User:Riviera/February 28 2024
My laptop broke recently. It’s a pain for several reasons. Joseph lent me a laptop which has an excellent collection of stickers on it. It is, furthermore, a high specification laptop with a fast processor and plenty of RAM. It runs GNOME. However, it does not have a working battery: the battery does not store power. Prior to this, I was using another laptop which was made in 2007. It also hasn’t got any battery. I would like to try and find an analogy between this trio of computers and SI#23. To some extent because working with a collection of Linux machines has shaped my experience of the trimester technologically.
The Hard drive as seam/quilt
Over the past month I have written documents on several different computers, all of which are Linux systems running Debian or Debian derivatives. I need to find a way to consolidate my workflow because my files are all over the place. I have various pieces of writing from different weeks on different machines. The hard drive is a place where quilt and seam can exchange places.

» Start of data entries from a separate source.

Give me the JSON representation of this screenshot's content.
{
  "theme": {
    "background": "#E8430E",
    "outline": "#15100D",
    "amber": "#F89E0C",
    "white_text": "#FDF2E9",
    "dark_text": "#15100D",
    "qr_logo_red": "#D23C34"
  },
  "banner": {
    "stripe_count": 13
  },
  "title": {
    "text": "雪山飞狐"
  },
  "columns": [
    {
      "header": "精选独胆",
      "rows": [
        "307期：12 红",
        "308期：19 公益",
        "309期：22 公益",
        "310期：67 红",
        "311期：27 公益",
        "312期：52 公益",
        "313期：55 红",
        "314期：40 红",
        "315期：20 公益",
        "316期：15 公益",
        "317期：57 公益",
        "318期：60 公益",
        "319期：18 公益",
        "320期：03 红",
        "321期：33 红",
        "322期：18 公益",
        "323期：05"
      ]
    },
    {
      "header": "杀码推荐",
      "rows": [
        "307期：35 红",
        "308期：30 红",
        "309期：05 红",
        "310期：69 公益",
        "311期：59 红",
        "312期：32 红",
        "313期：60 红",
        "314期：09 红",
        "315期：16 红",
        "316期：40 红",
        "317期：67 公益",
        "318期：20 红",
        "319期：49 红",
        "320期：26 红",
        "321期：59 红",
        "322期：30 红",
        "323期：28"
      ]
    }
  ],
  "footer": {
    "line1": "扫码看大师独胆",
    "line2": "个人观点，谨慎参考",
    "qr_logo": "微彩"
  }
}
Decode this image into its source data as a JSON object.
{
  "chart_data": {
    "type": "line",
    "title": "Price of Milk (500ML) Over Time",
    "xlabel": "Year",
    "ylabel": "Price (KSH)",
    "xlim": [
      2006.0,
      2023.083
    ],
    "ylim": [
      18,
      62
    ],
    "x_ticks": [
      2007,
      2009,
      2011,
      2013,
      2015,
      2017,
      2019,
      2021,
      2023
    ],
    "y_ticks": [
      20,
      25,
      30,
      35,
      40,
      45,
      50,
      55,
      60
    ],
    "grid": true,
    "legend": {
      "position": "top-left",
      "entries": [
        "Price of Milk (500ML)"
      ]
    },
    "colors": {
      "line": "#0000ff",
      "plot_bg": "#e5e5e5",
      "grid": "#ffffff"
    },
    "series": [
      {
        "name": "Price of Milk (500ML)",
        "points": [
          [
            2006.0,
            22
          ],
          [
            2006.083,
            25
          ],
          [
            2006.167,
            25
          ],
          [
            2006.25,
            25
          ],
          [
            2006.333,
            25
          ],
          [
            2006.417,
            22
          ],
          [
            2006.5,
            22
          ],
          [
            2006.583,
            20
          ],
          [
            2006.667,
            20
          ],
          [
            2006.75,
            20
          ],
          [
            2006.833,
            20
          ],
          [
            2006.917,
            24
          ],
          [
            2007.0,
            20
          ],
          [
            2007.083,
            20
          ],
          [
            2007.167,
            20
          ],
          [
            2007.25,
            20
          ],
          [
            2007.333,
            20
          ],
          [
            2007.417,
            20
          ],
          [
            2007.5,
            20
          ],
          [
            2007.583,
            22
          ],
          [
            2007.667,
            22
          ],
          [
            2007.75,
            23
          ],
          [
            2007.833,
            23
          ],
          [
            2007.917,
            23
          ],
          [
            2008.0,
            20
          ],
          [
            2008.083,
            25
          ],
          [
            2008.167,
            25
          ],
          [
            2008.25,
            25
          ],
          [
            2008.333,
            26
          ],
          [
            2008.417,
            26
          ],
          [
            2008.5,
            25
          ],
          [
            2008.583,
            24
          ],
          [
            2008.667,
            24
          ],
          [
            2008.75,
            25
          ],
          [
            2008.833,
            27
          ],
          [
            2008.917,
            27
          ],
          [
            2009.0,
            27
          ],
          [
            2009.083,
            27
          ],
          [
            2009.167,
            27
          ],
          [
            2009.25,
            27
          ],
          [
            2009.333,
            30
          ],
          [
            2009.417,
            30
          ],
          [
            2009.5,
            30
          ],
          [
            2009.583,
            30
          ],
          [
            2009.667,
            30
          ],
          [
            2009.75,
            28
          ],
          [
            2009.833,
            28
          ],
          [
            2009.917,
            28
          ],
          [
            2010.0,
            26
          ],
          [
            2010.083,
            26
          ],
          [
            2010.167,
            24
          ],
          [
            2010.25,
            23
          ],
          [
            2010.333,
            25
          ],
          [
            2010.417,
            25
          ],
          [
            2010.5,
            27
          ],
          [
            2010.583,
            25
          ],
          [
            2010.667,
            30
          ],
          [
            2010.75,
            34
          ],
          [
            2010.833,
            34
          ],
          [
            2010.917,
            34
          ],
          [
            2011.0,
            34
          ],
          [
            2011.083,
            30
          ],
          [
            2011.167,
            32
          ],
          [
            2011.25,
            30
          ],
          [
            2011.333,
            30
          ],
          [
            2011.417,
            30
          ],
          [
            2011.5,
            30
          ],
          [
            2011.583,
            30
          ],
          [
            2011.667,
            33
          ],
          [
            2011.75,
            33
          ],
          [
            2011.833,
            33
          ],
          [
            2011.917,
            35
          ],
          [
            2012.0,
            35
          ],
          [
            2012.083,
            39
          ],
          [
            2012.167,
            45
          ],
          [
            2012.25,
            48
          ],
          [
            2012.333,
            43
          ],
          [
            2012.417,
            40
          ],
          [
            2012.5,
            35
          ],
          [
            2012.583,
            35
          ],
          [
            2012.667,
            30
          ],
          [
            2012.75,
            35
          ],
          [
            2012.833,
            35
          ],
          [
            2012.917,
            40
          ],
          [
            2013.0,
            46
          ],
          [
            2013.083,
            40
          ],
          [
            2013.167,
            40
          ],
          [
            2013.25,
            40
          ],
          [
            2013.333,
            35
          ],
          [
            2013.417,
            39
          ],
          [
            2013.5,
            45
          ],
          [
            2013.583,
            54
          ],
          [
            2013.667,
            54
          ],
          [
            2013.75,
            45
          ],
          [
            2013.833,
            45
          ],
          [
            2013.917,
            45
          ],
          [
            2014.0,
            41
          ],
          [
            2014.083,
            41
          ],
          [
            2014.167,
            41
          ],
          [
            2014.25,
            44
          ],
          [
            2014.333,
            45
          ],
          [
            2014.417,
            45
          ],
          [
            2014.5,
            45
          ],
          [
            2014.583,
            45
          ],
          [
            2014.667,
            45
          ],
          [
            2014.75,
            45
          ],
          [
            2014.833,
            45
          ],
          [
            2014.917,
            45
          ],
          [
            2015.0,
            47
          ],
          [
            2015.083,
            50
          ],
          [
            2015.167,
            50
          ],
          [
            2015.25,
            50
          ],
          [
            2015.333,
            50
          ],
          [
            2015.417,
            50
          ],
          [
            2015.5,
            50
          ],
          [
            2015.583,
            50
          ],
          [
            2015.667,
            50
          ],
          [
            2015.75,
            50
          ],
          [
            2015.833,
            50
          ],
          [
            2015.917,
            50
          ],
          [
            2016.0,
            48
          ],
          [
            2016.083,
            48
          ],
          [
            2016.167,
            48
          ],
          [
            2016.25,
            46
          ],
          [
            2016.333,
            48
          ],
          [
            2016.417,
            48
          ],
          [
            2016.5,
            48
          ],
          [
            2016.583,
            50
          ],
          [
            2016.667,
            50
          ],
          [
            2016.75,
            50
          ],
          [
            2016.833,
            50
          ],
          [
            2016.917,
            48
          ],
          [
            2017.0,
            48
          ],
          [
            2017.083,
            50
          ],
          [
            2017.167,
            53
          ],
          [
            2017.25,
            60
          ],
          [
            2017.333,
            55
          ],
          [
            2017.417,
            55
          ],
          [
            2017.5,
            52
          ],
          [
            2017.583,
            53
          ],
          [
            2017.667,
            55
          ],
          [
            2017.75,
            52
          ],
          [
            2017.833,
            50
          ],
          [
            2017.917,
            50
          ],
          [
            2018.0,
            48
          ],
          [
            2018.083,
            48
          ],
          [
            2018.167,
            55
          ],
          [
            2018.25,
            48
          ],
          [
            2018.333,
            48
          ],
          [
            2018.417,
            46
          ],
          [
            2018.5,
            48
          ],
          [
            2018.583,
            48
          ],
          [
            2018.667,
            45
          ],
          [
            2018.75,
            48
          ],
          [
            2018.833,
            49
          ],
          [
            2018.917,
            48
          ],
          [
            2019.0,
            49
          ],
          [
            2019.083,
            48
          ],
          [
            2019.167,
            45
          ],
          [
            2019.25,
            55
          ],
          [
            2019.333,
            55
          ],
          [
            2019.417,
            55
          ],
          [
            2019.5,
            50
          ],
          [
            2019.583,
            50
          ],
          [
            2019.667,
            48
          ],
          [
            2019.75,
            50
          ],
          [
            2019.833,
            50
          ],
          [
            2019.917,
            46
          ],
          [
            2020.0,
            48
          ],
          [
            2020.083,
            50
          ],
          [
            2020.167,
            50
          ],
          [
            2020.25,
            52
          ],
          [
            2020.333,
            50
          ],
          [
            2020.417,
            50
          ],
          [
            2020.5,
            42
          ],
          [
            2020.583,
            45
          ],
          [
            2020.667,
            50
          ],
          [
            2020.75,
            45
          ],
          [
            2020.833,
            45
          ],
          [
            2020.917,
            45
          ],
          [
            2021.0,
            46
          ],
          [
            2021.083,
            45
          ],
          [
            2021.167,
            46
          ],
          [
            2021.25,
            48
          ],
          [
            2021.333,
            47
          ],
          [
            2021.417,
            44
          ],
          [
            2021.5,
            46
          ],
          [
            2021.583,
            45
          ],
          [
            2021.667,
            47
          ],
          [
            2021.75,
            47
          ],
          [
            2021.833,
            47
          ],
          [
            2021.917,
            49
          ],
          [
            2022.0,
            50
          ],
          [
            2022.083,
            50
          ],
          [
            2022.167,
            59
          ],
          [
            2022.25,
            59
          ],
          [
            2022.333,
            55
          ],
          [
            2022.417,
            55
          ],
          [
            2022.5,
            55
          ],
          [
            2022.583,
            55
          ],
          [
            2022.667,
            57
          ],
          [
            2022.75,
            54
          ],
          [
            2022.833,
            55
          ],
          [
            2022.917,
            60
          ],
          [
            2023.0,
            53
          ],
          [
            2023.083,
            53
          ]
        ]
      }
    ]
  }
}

Insofar that the hard drive can contain backups from multiple computers, it resembles a quilt: a patchwork of computers or, perhaps more accurately, files. On the other hand, it is a seam because, insofar that each computer is considered a patch, the hard drive goes between them. Hard drives, in all probability, can be exploited in ways which reflect their being both potentially quilt and seam.
Internet over Ethernet
There were files on one laptop that I had written and I wanted to backup these files. I eventually did so However, I did not have deja-dup installed on this machine. Furthermore, I had never connected it to the local area network. I was faced with a choice, I could either use an X-windowing system on that laptop to graphically configure the wifi details. Or, I could use an ethernet connection. I decided I would prefer the latter. However, I did not connect the device to a router via ethernet in order to gain internet access. Instead the process involved proxy arping an ethernet port and a wireless network adaptor on a raspberry pi. I connected the computer to the pi via ethernet and gained internet access that way. I thought about applying this idea of managing devices connected via Ethernet in a different context.